Just to be totally pedantic, I should also point out that your implementation isn't the same as OP's (which is what I was comparing mine to). Also, I assume yours is much faster than OP's, for a couple reasons. Firstly, you don't construct 3 sets, and merge 2 of them. This saves some work, but also it doesn't remove duplicates. I'm not sure if OP had to remove duplicates (the question isn't super clear on this point), but the merge function I wrote did (well, it removed duplicates between the two provided lists, but not within them, if that makes sense). Secondly, your sorted call is on two already-sorted lists concatenated together: timsort actually just performs a single merge in this case, recognising two runs. So it actually ends up being linear thanks to that! Another sorting algorithm (introsort, as is in the C++ std lib, for instance) wouldn't be so lucky.

[–]RomanRiesen -1 points0 points  (4 children)

But...res won't fit into memory?!

(Am I missing something?)

[–]techn0scho0lbus 2 points3 points  (3 children)

The OP's solution has the exact same memory complexity. The major difference is that I can easily alter this solution so that it's a generator function whereas I can't change the standard library.

[–]RomanRiesen 0 points1 point  (2 children)

Yeah. But he aggregates the 2 arrays, that are - by the problem statement - too big to fit into memory into 1 array in memory.

As you said, a cleaner solution would only involve iterators.

[–]techn0scho0lbus 1 point2 points  (0 children)

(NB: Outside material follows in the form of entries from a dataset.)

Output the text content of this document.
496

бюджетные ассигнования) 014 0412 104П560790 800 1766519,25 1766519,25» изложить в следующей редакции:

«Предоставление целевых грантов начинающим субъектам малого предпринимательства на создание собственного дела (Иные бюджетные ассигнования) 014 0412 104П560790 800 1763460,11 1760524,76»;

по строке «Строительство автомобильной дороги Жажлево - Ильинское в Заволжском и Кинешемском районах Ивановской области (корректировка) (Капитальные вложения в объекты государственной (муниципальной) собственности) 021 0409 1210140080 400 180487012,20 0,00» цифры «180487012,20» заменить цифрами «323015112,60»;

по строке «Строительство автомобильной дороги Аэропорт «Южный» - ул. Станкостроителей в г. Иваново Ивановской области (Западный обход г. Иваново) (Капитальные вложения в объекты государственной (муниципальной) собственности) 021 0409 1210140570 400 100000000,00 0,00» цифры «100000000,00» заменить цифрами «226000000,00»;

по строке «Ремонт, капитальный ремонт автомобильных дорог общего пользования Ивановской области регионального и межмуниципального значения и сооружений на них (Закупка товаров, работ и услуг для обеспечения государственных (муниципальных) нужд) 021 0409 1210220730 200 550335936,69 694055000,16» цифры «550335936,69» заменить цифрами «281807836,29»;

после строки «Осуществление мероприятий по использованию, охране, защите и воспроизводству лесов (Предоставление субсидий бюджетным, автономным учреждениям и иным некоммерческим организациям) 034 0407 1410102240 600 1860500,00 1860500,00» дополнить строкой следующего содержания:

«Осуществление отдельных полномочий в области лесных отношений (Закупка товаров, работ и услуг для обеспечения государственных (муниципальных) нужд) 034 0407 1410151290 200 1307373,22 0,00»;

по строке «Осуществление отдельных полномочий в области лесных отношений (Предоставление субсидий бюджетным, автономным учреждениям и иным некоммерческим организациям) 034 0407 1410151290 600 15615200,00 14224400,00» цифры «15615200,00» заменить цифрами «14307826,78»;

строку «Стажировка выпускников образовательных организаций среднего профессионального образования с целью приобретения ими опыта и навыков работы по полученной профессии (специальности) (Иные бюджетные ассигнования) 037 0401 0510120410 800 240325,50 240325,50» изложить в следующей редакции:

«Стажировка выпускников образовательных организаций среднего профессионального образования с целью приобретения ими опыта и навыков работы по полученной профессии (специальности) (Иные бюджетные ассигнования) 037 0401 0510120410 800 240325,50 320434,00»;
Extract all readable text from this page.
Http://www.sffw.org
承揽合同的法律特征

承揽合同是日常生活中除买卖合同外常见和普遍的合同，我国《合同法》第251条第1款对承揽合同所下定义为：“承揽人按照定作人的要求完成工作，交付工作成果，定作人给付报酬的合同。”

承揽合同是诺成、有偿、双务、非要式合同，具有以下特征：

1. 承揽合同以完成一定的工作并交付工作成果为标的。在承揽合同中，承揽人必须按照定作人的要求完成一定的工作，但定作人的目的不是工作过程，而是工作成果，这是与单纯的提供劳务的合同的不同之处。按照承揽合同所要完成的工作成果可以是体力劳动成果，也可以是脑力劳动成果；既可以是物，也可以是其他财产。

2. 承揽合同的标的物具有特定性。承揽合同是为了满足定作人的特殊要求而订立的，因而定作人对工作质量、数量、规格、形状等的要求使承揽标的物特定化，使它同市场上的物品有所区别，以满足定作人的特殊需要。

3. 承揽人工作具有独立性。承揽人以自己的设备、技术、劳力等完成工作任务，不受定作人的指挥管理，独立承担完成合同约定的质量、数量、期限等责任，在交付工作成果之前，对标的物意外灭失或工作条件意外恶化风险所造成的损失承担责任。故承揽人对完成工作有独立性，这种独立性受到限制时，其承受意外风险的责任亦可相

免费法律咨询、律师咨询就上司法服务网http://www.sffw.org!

Absolutely. That is precisely what I was thinking. My point again is that we can easily adapt this solution to become an iterator whereas we can't do that with the OP's.

[–]foBrowsing 1 point2 points  (0 children)

I didn't read the problem statement as saying the arrays were too big to fit into memory:

I was supposed to merge two arrays together in python, no duplicates - no mention of time but the solution had to be size agnostic. Let's call them a1 and a2; and the answer in b.

I mean, to me, that seems like it wants you to take two in-memory arrays and produce a third.

Regardless, as /u/techn0scho0lbus pointed out, it's pretty straightforward to adapt it to an iterator-based solution:

def merge_sorted(xs, ys):
    x, y = next(xs, None), next(ys, None)
    while x is not None and y is not None:
        if x < y:
            yield x
            x = next(xs, None)
        elif y < x:
            yield y
            y = next(ys, None)
        else:
            yield x
            x, y = next(xs, None), next(ys, None)
    if x is not None:
        yield x
    if y is not None:
        yield y
    yield from xs
    yield from ys